The collapse began with Stokes, who was bowled by Nathan Smith, before Root fell for 8 after reviewing an lbw decision off the same bowler. Harry Brook then went for a duck after being given lbw to Will O’Rourke, leaving England 126 for 2 and then suddenly scrambling at 127 for 4. A voice on the live feed summed up the mood as it happened: “England have lost four wickets for one run in 11 balls.”
Emilio Gay had at least given England something sturdier to hold on to before the slump. On debut, he made 56 and became the first England opener to score a fifty on debut since Haseen Hameed and Keaton Jennings on the 2016-17 tour of India, a small but notable landmark in a batting effort that otherwise unraveled fast. Nathan Smith eventually ended Gay’s innings with a thin edge to Tom Blundell, closing out a passage of play in which New Zealand were sharp, accurate and relentless.

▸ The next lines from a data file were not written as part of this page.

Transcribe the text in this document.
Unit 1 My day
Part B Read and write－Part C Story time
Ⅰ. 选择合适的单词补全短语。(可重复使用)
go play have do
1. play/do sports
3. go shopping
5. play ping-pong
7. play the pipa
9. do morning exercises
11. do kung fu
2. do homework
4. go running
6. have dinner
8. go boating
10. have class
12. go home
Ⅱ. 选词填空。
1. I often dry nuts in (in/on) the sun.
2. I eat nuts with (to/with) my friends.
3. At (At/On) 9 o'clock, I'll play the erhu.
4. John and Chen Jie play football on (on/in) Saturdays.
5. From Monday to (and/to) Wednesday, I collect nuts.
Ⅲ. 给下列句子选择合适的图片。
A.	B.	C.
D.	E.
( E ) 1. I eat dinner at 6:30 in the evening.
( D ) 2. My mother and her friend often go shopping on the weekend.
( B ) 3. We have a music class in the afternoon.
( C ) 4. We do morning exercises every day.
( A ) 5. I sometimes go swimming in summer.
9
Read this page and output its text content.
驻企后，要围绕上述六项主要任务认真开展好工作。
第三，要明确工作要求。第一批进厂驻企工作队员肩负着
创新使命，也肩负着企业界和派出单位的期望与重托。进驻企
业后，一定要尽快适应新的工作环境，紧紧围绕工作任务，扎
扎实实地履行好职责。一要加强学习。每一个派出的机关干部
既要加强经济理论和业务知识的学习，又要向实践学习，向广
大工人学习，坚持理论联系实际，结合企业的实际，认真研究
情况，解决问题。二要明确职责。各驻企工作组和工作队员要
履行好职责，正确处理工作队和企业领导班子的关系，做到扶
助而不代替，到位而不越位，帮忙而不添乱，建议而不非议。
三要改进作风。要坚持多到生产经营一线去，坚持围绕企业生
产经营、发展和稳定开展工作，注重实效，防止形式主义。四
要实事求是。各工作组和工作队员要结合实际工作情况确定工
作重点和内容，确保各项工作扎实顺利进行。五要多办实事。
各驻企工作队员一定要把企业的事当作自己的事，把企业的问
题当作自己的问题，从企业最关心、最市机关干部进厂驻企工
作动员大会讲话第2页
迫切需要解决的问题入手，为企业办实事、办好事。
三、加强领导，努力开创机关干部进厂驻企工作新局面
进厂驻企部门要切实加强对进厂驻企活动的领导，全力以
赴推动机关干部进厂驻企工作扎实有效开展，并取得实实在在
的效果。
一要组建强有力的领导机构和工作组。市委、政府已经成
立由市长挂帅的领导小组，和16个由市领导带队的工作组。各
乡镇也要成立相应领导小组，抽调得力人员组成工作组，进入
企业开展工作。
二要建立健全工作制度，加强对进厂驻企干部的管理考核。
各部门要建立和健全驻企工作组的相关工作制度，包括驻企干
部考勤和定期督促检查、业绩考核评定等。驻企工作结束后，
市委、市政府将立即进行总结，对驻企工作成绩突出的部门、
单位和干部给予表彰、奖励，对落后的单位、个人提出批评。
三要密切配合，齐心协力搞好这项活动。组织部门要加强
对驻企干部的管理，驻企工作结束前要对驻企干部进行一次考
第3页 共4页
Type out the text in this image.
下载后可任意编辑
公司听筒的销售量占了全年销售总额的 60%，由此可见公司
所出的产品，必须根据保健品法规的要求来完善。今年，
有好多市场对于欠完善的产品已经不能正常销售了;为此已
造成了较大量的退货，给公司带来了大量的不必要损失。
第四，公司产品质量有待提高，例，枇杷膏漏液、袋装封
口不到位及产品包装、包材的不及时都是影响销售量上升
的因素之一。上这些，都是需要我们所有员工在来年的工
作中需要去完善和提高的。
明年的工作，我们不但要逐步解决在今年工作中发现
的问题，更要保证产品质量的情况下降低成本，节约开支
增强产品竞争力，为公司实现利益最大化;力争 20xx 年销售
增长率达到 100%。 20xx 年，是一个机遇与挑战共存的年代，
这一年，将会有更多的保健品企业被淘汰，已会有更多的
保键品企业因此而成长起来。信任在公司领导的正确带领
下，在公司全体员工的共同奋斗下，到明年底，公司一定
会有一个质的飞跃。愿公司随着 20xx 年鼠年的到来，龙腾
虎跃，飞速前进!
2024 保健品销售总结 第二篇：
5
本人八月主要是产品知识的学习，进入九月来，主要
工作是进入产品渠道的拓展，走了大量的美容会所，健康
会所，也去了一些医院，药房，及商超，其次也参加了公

The wider backdrop matters because this was not just any Test innings; it was the first men’s Test between England and New Zealand at Lord’s, and the second day had already become a test of nerve. New Zealand’s bowling, helped by the clouds overhead, forced England into a stretch they could not absorb, and Root’s latest low score will only deepen the scrutiny on a batter who rarely has two single-figure innings in a Test. England still needed a way out of the hole, but after that 11-ball collapse, the more immediate question was how much damage the lower order could prevent before the innings ran out of road.